USA HRC Spot Prices Breach The $1,100/ton Mark
Spot prices for US-made hot-rolled coil breached the $1,100 per ton level early this week based on WSD’s canvassing of buyers and sellers in the market, even as most planned mill outages have ended. Lead times are at eight to nine weeks, according to market participants as spot availability is still limited, they noted.
Market sources pegged spot prices for average-size tonnage transactions at $1,095-$1,105 on Tuesday, depending on the mill. In fact, Nucor raised its Consumer Spot Price (CSP) for HRC from mills other than CSI to $1,105 per ton on Monday—a $10 hike from last week.
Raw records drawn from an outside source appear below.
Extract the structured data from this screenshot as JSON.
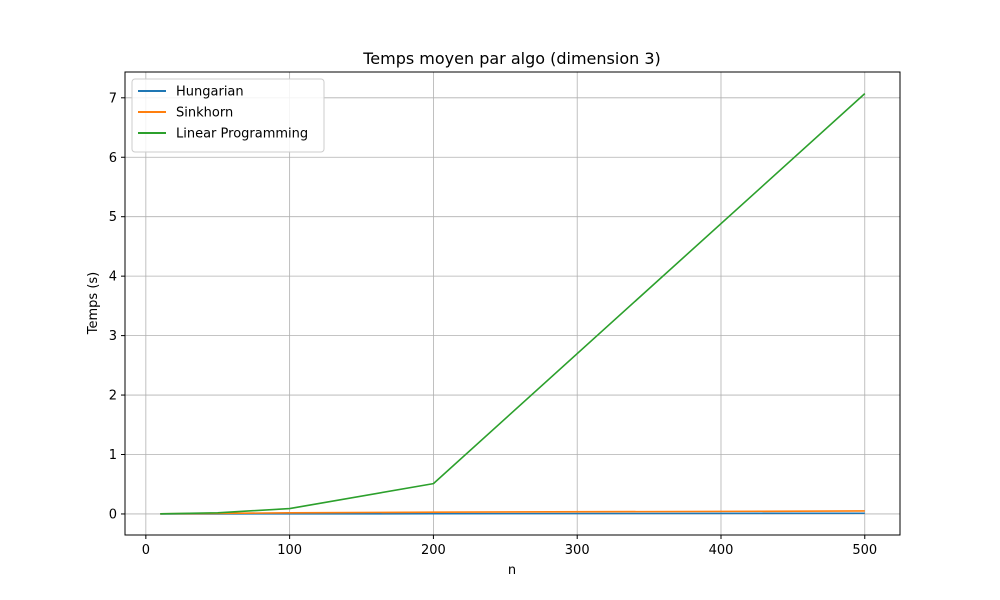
{
  "chart_data": {
    "type": "line",
    "title": "Temps moyen par algo (dimension 3)",
    "xlabel": "n",
    "ylabel": "Temps (s)",
    "x": [
      10,
      50,
      100,
      200,
      500
    ],
    "xticks": [
      0,
      100,
      200,
      300,
      400,
      500
    ],
    "yticks": [
      0,
      1,
      2,
      3,
      4,
      5,
      6,
      7
    ],
    "xlim": [
      -14.5,
      524.5
    ],
    "ylim": [
      -0.354,
      7.434
    ],
    "grid": true,
    "legend_position": "top-left",
    "series": [
      {
        "name": "Hungarian",
        "color": "#1f77b4",
        "values": [
          0.0003,
          0.001,
          0.002,
          0.004,
          0.012
        ]
      },
      {
        "name": "Sinkhorn",
        "color": "#ff7f0e",
        "values": [
          0.002,
          0.008,
          0.02,
          0.03,
          0.05
        ]
      },
      {
        "name": "Linear Programming",
        "color": "#2ca02c",
        "values": [
          0.003,
          0.02,
          0.09,
          0.51,
          7.07
        ]
      }
    ]
  }
}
The CSI price was also increased by $10 to $1,155 per ton for the western US.
“The spot market tightness persists,” a Midwest service center buyer said, “so we’re just filling in as best we can.”
A steel distributor in the southern US told WSD that he’s seeing stronger activity from some key manufacturing segments. “Transportation equipment, energy and certain machinery business has been really good lately,” he said.
Market confidence continues to be extremely positive through the summer, based on positions being taken on the CME HRC futures contracts.
Settlements Monday for the CME’s June through November monthly contracts were all well above $1,100 per ton—with August and September even closer to $1,200/ton ($1,188 and $1,182, respectively.) August and September also saw the most volume (278 and 202 lots, respectively.)
Meanwhile, June’s ferrous scrap buying period started Monday June 1. Most scrap market players told WSD they anticipate sideways pricing for prime grades.
“Everybody’s cooking in this market, right now,” a steel trader said.